“In the fifteenth year of the reign of Tiberius Caesar—when Pontius Pilate was governor of Judea, Herod tetrarch of Galilee, his brother Philip tetrarch of Iturea and Traconitis, and Lysanias tetrarch of Abilene ... the word of God came to John son of Zechariah in the wilderness” (Luke 3:1-2).
I want to set expectations low from the outset. There are no non-Christian documents that prove Jesus rose from the dead. For one thing, if any document says Jesus rose from the dead, it’s immediately classified as a Christian document. But there is extra-biblical support for the broad outline of the story, and there is archaeological evidence that the NT writers were, at the very least, not writing high fantasy — that they were writing about the world around them.
First we’ll talk about the non-Christian historical documents. During his life, Jesus was a big nobody. I know, he drew big crowds, worked miracles, and said all kinds of controversial things, but the Roman Empire was a big place, and Judea was an unpopular backwater. Yet another crazy prophet running around Palestine was not going to attract much attention. And in the pre-modern world, the three-ish years of his ministry wasn’t time for much news to even get out.

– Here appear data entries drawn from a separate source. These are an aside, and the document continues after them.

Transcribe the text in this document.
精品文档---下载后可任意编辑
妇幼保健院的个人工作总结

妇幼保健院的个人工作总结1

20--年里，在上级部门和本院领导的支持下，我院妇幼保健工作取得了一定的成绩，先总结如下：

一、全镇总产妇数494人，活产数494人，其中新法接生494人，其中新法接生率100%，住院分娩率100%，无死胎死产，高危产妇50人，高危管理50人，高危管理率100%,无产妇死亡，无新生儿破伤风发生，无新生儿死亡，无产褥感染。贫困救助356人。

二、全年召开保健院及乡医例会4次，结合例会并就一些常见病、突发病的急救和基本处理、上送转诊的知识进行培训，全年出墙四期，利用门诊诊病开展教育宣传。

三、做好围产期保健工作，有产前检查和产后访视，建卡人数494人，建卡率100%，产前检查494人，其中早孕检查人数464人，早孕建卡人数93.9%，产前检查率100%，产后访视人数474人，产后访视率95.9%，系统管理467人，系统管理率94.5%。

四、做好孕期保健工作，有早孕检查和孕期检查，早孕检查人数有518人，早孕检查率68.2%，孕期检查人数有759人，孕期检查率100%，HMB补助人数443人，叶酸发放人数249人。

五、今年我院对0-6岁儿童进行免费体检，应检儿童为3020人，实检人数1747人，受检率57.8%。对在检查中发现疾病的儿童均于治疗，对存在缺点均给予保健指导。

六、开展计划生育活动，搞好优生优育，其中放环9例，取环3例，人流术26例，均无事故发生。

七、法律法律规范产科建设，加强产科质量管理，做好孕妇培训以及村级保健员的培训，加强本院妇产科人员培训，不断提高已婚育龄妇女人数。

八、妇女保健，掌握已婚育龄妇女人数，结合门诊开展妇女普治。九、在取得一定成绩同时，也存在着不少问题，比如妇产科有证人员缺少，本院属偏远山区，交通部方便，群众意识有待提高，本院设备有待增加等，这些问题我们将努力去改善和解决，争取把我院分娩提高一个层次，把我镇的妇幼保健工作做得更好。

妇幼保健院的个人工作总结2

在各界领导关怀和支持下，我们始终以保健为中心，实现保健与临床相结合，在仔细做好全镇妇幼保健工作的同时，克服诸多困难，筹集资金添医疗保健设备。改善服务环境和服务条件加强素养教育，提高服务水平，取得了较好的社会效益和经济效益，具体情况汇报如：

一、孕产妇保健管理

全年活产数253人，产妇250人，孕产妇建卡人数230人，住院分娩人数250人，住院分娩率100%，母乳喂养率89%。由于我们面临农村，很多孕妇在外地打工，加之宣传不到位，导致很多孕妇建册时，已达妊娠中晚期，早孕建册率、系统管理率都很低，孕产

So the historical evidence for the existence of Jesus comes from several years after his ministry. The primary evidence comes from the Jewish historian Josephus (37-100) and the Roman historian Tacitus (56-120). Suetonius, Pliny the Younger, Thallus, and rabbinic tradition offer a little more material. The relevant passages are interesting, but for our purposes I will only quote historian Edwin Yamauchi’s summary of the picture these various ancient documents paint of Jesus. If we lost the New Testament, what would we know about Jesus?
“We would know that first, Jesus was a Jewish teacher; second, many people believed that he performed healings and exorcisms; third, some people believed he was the Messiah; fourth, he was rejected by the Jewish leaders; fifth, he was crucified under Pontius Pilate in the reign of Tiberius; sixth, despite this shameful death, his followers, who believed that he was still alive, spread beyond Palestine so that there were multitudes of them in Rome by A.D. 64; and seventh, all kinds of people from the cities and countryside—men and women, slave and free—worshiped him as God.”Is this enough to make people fall down and worship Jesus? Of course not. But it’s ample evidence that the stories told in the gospels have at least some historical basis.

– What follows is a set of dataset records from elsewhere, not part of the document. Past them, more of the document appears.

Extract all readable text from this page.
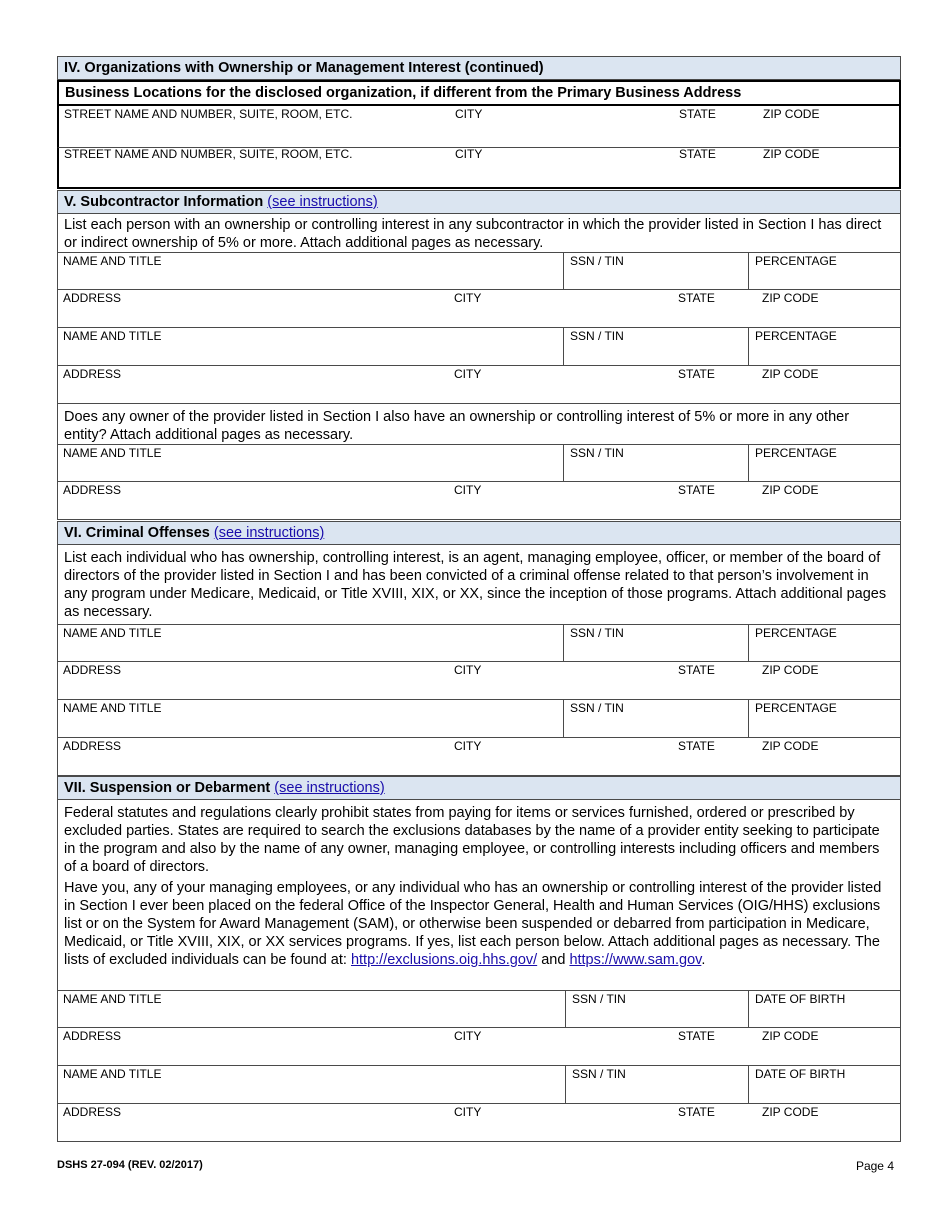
IV. Organizations with Ownership or Management Interest (continued)
Business Locations for the disclosed organization, if different from the Primary Business Address
STREET NAME AND NUMBER, SUITE, ROOM, ETC.	CITY	STATE	ZIP CODE
STREET NAME AND NUMBER, SUITE, ROOM, ETC.	CITY	STATE	ZIP CODE
V. Subcontractor Information (see instructions)
List each person with an ownership or controlling interest in any subcontractor in which the provider listed in Section I has direct or indirect ownership of 5% or more. Attach additional pages as necessary.
NAME AND TITLE	SSN / TIN	PERCENTAGE
ADDRESS	CITY	STATE	ZIP CODE
NAME AND TITLE	SSN / TIN	PERCENTAGE
ADDRESS	CITY	STATE	ZIP CODE
Does any owner of the provider listed in Section I also have an ownership or controlling interest of 5% or more in any other entity? Attach additional pages as necessary.
NAME AND TITLE	SSN / TIN	PERCENTAGE
ADDRESS	CITY	STATE	ZIP CODE
VI. Criminal Offenses (see instructions)
List each individual who has ownership, controlling interest, is an agent, managing employee, officer, or member of the board of directors of the provider listed in Section I and has been convicted of a criminal offense related to that person’s involvement in any program under Medicare, Medicaid, or Title XVIII, XIX, or XX, since the inception of those programs. Attach additional pages as necessary.
NAME AND TITLE	SSN / TIN	PERCENTAGE
ADDRESS	CITY	STATE	ZIP CODE
NAME AND TITLE	SSN / TIN	PERCENTAGE
ADDRESS	CITY	STATE	ZIP CODE
VII. Suspension or Debarment (see instructions)
Federal statutes and regulations clearly prohibit states from paying for items or services furnished, ordered or prescribed by excluded parties. States are required to search the exclusions databases by the name of a provider entity seeking to participate in the program and also by the name of any owner, managing employee, or controlling interests including officers and members of a board of directors.
Have you, any of your managing employees, or any individual who has an ownership or controlling interest of the provider listed in Section I ever been placed on the federal Office of the Inspector General, Health and Human Services (OIG/HHS) exclusions list or on the System for Award Management (SAM), or otherwise been suspended or debarred from participation in Medicare, Medicaid, or Title XVIII, XIX, or XX services programs. If yes, list each person below. Attach additional pages as necessary. The lists of excluded individuals can be found at: http://exclusions.oig.hhs.gov/ and https://www.sam.gov.
NAME AND TITLE	SSN / TIN	DATE OF BIRTH
ADDRESS	CITY	STATE	ZIP CODE
NAME AND TITLE	SSN / TIN	DATE OF BIRTH
ADDRESS	CITY	STATE	ZIP CODE
DSHS 27-094 (REV. 02/2017)	Page 4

The second type of evidence is the archaeological data. The question is whether archaeology supports the historicity of the New Testament accounts. In recent history, people have tended to assume the worst. If the NT speaks of a person or place that we have no other information about, it is assumed to be a fabrication. Until the evidence emerges.
One example is Luke’s reference to Lysanias as tetrarch quoted above. As archaeologist John McRay tells it, “For years scholars pointed to this as evidence that Luke didn’t know what he was talking about, since everybody knew that Lysanias was not a tetrarch but rather the ruler of Chalcis half a century earlier.” That is until “an inscription was found from the time of Tiberius ... which names Lysanius as tetrarch.” Time and again critics have accused Luke of being loose with the details or even making things up. Time and again he has been shown to be a very careful historian.
The same thing has happened with some other writers. For example, John 5 tells about Jesus healing a man at the Pool of Bethesda. For years this was cited as proof the John didn’t know Jerusalem because no such place existed. You can now visit the ruins.
Again and again archaeology has vindicated both the New Testament and the Old. This is not proof that the stories they tell are true, but it does provide strength to the argument that the authors were indeed present and trying to recount history rather than just writing wild fantasies.
The stories recounted in the Bible are fantastic. But that doesn’t mean they didn’t really happen. If they did, if a man who died on a Roman cross really rose from the dead, then everything he said is worth paying attention to.